Monday, May 25, 2009

32.- Tokio, metro y puertas cerradas

Cada estación del metro de Tokio (telaraña que pareciera interminable y que funciona con la precisión de un reloj suizo) tiene una personalidad especial. El turista que tuviera el tiempo necesario podría dedicarse a bajar en cada uno de los paraderos, subir a la superficie y recorrer las calles de los alrededores para descubrir los muchos “japones” que alberga la ciudad (se dice que “Japón es mucho más que Tokio”; habría que agregar que “no hay un solo Tokio” sino que la capital es de una diversidad sorprendente).

Como pasar por todas las estaciones requeriría media vida, visitar cuatro o cinco permite al turista darse una idea de lo que sucede “allá arriba”, en las diferentes partes de esa inmensa metrópoli.

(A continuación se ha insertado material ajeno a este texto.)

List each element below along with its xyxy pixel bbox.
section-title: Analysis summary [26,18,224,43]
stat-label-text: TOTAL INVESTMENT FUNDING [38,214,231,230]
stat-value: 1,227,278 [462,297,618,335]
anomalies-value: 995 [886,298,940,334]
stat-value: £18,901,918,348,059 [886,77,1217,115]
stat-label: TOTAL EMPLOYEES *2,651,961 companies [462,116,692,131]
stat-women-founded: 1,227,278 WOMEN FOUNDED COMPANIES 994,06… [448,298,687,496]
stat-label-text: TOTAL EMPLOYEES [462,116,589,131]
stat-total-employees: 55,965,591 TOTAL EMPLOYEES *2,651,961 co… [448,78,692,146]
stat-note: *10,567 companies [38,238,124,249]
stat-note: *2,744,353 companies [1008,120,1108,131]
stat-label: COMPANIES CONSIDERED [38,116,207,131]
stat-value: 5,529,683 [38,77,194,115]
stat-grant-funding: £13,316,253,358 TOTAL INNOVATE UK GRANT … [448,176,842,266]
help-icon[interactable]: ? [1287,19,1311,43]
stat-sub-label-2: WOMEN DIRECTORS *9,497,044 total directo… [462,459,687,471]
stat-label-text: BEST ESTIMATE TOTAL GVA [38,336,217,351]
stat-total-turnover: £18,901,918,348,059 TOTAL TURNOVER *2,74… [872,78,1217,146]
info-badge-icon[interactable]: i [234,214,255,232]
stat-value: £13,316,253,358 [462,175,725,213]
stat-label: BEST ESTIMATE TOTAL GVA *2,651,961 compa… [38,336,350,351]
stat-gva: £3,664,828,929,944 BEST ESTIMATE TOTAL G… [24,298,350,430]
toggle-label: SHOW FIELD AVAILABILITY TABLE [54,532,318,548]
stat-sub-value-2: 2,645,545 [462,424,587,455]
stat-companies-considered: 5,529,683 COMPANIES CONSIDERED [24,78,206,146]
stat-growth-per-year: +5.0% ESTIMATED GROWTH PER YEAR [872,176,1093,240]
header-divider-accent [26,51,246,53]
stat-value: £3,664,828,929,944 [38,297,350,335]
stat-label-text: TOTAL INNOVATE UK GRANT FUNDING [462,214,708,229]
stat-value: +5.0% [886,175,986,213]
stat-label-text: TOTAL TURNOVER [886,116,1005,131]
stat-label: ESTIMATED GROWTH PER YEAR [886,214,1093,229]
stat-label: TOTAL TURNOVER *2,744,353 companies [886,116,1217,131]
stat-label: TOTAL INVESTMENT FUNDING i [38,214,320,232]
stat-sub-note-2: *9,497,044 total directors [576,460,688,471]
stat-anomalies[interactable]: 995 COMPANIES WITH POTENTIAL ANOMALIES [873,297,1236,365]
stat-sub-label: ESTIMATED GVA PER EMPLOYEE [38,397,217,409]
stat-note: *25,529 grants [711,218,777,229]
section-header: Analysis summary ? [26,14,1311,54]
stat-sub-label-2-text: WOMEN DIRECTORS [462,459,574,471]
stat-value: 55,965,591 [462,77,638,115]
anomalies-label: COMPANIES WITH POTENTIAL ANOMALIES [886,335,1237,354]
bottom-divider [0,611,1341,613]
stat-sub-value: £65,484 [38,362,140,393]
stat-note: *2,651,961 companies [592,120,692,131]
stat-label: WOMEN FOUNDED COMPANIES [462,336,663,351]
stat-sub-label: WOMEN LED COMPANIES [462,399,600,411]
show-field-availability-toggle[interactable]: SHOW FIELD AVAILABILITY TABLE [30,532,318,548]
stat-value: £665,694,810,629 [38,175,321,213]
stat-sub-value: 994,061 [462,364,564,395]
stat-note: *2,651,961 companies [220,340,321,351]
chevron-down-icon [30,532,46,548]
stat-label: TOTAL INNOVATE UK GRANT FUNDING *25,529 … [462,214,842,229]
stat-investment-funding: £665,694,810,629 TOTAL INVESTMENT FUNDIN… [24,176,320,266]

Shibuya, por ejemplo, es una estación “normal”, con gente común y silvestre andando por las calles atestadas e invadiendo comercios de todo tipo. Ginza es la “fashion”, una estación donde se congregan los más grandes locales de las tiendas “de marca” y donde todo parece brillar un poco más. Shinjuku es la de los jóvenes, tiene un aire provocador y rebelde, abundan las tiendas “para adultos” y no es raro que, haciéndose el distraído, algún sujeto te ofrezca mujeres (dicho sea de paso, fue el único lugar en donde había un patrullero). Kannai quiere parecerse a Shinjuku pero con menos pretensiones (será porque queda a las afueras de Tokio y aún conserva, si es posible, un aire algo más provinciano). Por último, la estación central de Yokohama (una ciudad que ha sido absorbida por el crecimiento urbano de Tokio) es un poco de todo, con centros comerciales, tiendas, restaurantes, cines, supermercados, karaokes, bares y especímenes humanos de todo tipo.

Alrededor de la estación de Yokohama se levanta un sinnúmero de edificios de 5 ó 6 pisos en una especie de maraña interminable que incluye pasajes estrechos, callejuelas oscuras, trastiendas con botaderos y todo lo que podría poblar la imaginación postmodernista y urbana de cualquier autor de novelas de suspenso policial protagonizadas por mujeres libérrimas y atractivas, guardias de mirada torva, sujetos de evidente malvivir, jóvenes drogadictos y, claro, la Yakuza, la “Cosa Nostra” japonesa.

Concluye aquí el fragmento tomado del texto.